Response to comment 2. We chose 410 nm as the pumping wavelength to illustrate the procedure for determining the efficiency of the Raman method. Different pumping wavelengths can be used. Previous publications show that ¹O₂ Raman photogeneration is possible at different pumping wavelengths [see references 14-16]. It would require conducting experiments similar to those discussed in the Result section and the corresponding use of different sets of optical filters. A comment about this point has been added in the description of the experimental section (see lines 112-117).

Comment 3 – A concise table of experimental parameters (pump wavelength, pulse width, energy, focal length, cuvette pathlength, detector specifications) should be included

Response to comment 3. The suggested table has been included in the experimental section (see lines 118-122)

Comment 4 – The statement that 4 10^{11 1}O₂ molecules are generated per pulse is interesting, readers would benefit from having also this expressed as a concentration (mM or nM) in the experimental volume to better assess application feasibility.

Response to comment 4. We have estimated a concentration of 3.6 nM of ¹O₂ molecules excited within the volume defined by the pulse excitation inside the water sample.
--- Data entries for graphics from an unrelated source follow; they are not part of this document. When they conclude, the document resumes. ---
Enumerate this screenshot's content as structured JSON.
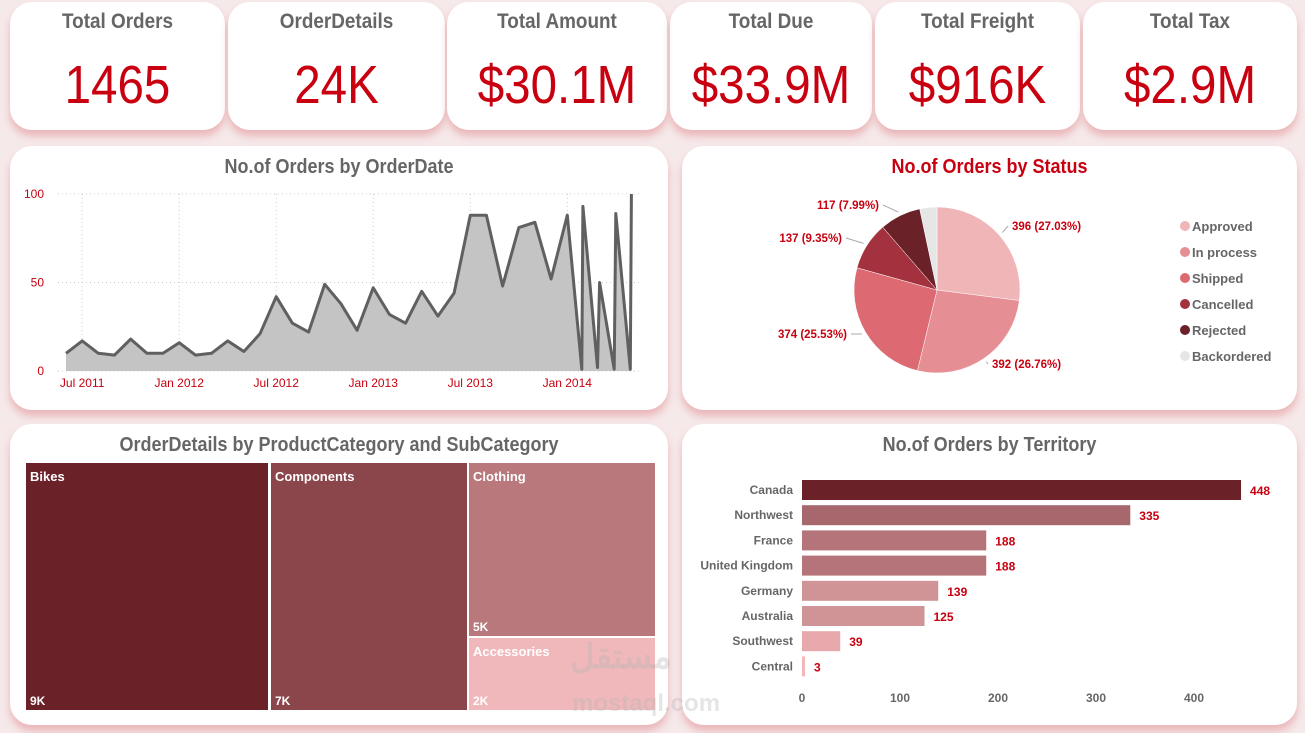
{
  "kpis": [
    {
      "label": "Total Orders",
      "value": "1465"
    },
    {
      "label": "OrderDetails",
      "value": "24K"
    },
    {
      "label": "Total Amount",
      "value": "$30.1M"
    },
    {
      "label": "Total Due",
      "value": "$33.9M"
    },
    {
      "label": "Total Freight",
      "value": "$916K"
    },
    {
      "label": "Total Tax",
      "value": "$2.9M"
    }
  ],
  "colors": {
    "accent": "#c8000f",
    "label": "#666666",
    "card": "#ffffff"
  },
  "watermark": {
    "arabic": "مستقل",
    "latin": "mostaql.com"
  },
  "chart_data": [
    {
      "type": "area",
      "title": "No.of Orders by OrderDate",
      "xlabel": "",
      "ylabel": "",
      "ylim": [
        0,
        100
      ],
      "yticks": [
        "0",
        "50",
        "100"
      ],
      "xticks": [
        {
          "label": "Jul 2011",
          "date": "2011-07"
        },
        {
          "label": "Jan 2012",
          "date": "2012-01"
        },
        {
          "label": "Jul 2012",
          "date": "2012-07"
        },
        {
          "label": "Jan 2013",
          "date": "2013-01"
        },
        {
          "label": "Jul 2013",
          "date": "2013-07"
        },
        {
          "label": "Jan 2014",
          "date": "2014-01"
        }
      ],
      "grid": true,
      "points": [
        [
          "2011-06",
          10
        ],
        [
          "2011-07",
          17
        ],
        [
          "2011-08",
          10
        ],
        [
          "2011-09",
          9
        ],
        [
          "2011-10",
          18
        ],
        [
          "2011-11",
          10
        ],
        [
          "2011-12",
          10
        ],
        [
          "2012-01",
          16
        ],
        [
          "2012-02",
          9
        ],
        [
          "2012-03",
          10
        ],
        [
          "2012-04",
          17
        ],
        [
          "2012-05",
          11
        ],
        [
          "2012-06",
          21
        ],
        [
          "2012-07",
          42
        ],
        [
          "2012-08",
          27
        ],
        [
          "2012-09",
          22
        ],
        [
          "2012-10",
          49
        ],
        [
          "2012-11",
          38
        ],
        [
          "2012-12",
          23
        ],
        [
          "2013-01",
          47
        ],
        [
          "2013-02",
          32
        ],
        [
          "2013-03",
          27
        ],
        [
          "2013-04",
          45
        ],
        [
          "2013-05",
          31
        ],
        [
          "2013-06",
          44
        ],
        [
          "2013-07",
          88
        ],
        [
          "2013-08",
          88
        ],
        [
          "2013-09",
          48
        ],
        [
          "2013-10",
          81
        ],
        [
          "2013-11",
          84
        ],
        [
          "2013-12",
          52
        ],
        [
          "2014-01",
          88
        ],
        [
          "2014-01-28",
          1
        ],
        [
          "2014-01-30",
          93
        ],
        [
          "2014-02-27",
          2
        ],
        [
          "2014-03-01",
          50
        ],
        [
          "2014-03-28",
          1
        ],
        [
          "2014-03-31",
          89
        ],
        [
          "2014-04-28",
          1
        ],
        [
          "2014-04-30",
          100
        ]
      ]
    },
    {
      "type": "pie",
      "title": "No.of Orders by Status",
      "legend": "right",
      "slices": [
        {
          "name": "Approved",
          "value": 396,
          "label": "396 (27.03%)",
          "color": "#efb5b7"
        },
        {
          "name": "In process",
          "value": 392,
          "label": "392 (26.76%)",
          "color": "#e58f95"
        },
        {
          "name": "Shipped",
          "value": 374,
          "label": "374 (25.53%)",
          "color": "#dd6a72"
        },
        {
          "name": "Cancelled",
          "value": 137,
          "label": "137 (9.35%)",
          "color": "#a3323e"
        },
        {
          "name": "Rejected",
          "value": 117,
          "label": "117 (7.99%)",
          "color": "#6b2128"
        },
        {
          "name": "Backordered",
          "value": 49,
          "label": "",
          "color": "#e6e6e6"
        }
      ]
    },
    {
      "type": "treemap",
      "title": "OrderDetails by ProductCategory and SubCategory",
      "items": [
        {
          "name": "Bikes",
          "label": "9K",
          "color": "#6b2128"
        },
        {
          "name": "Components",
          "label": "7K",
          "color": "#8b464c"
        },
        {
          "name": "Clothing",
          "label": "5K",
          "color": "#b9787c"
        },
        {
          "name": "Accessories",
          "label": "2K",
          "color": "#f0b8bb"
        }
      ]
    },
    {
      "type": "bar",
      "orientation": "horizontal",
      "title": "No.of Orders by Territory",
      "categories": [
        "Canada",
        "Northwest",
        "France",
        "United Kingdom",
        "Germany",
        "Australia",
        "Southwest",
        "Central"
      ],
      "values": [
        448,
        335,
        188,
        188,
        139,
        125,
        39,
        3
      ],
      "colors": [
        "#6b2128",
        "#a6686d",
        "#b5747a",
        "#b5747a",
        "#d09396",
        "#d09396",
        "#e8a9ac",
        "#f2b6b9"
      ],
      "xlim": [
        0,
        460
      ],
      "xticks": [
        "0",
        "100",
        "200",
        "300",
        "400"
      ]
    }
  ]
}
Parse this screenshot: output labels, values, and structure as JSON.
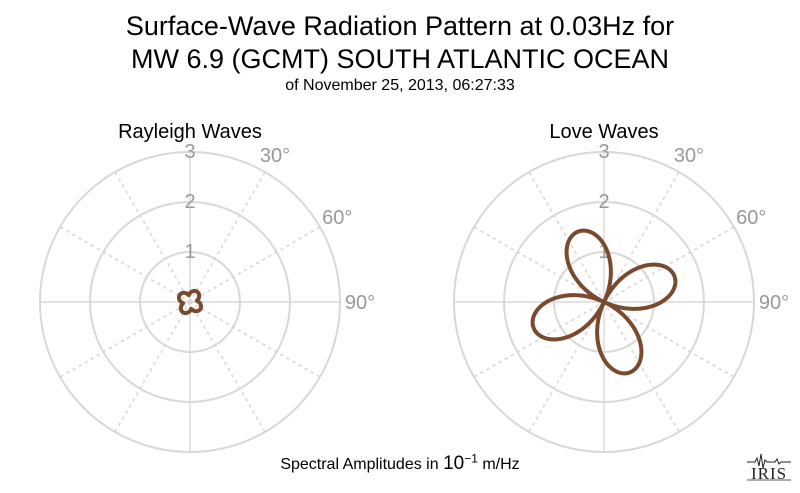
{
  "title": {
    "line1": "Surface-Wave Radiation Pattern at 0.03Hz for",
    "line2": "MW 6.9 (GCMT) SOUTH ATLANTIC OCEAN",
    "line3": "of November 25, 2013, 06:27:33"
  },
  "footer": {
    "prefix": "Spectral Amplitudes in ",
    "base": "10",
    "exponent": "−1",
    "unit": " m/Hz"
  },
  "logo": {
    "text": "IRIS"
  },
  "colors": {
    "pattern": "#7a4a2e",
    "grid": "#d8d8d8",
    "tick_text": "#999999"
  },
  "chart_data": [
    {
      "type": "polar-line",
      "title": "Rayleigh Waves",
      "radial_ticks": [
        "1",
        "2",
        "3"
      ],
      "radial_max": 3,
      "angle_ticks": [
        "30°",
        "60°",
        "90°"
      ],
      "angle_zero": "north",
      "angle_direction": "clockwise",
      "grid": true,
      "series": [
        {
          "lobes": 4,
          "lobe_center_deg": 35,
          "max_amplitude": 0.25,
          "min_amplitude": 0.14
        }
      ]
    },
    {
      "type": "polar-line",
      "title": "Love Waves",
      "radial_ticks": [
        "1",
        "2",
        "3"
      ],
      "radial_max": 3,
      "angle_ticks": [
        "30°",
        "60°",
        "90°"
      ],
      "angle_zero": "north",
      "angle_direction": "clockwise",
      "grid": true,
      "series": [
        {
          "lobes": 4,
          "lobe_center_deg": -20,
          "max_amplitude": 1.5,
          "min_amplitude": 0.0
        }
      ]
    }
  ]
}
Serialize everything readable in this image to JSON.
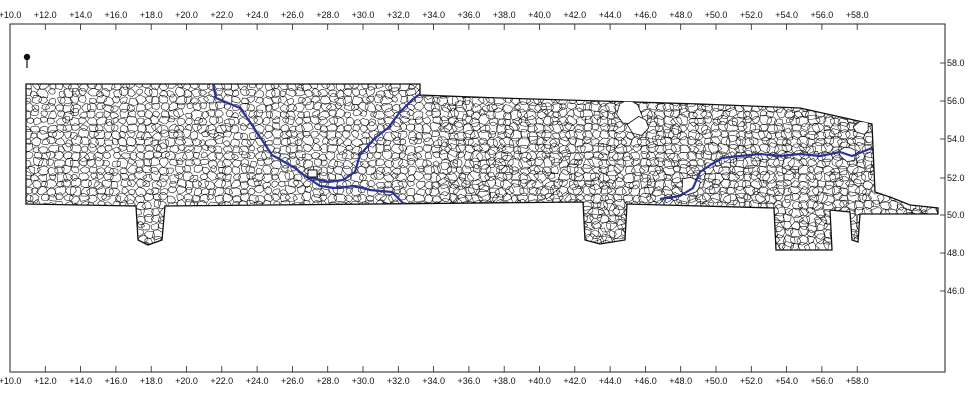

This estimation has been provided in lines 217-219.

Comment 5 – While water disinfection is mentioned, potential limitations in real world conditions (e.g. scattering, absorption, presence of quenchers) should be acknowledged.

Response to comment 5. A comment about this point has been provided in lines 292-293.

Comment 6 – The formatting consistency for DOIs and journal titles in the reference list should be checked.

Response to comment 6. The reference format has been revised for consistency and correctness.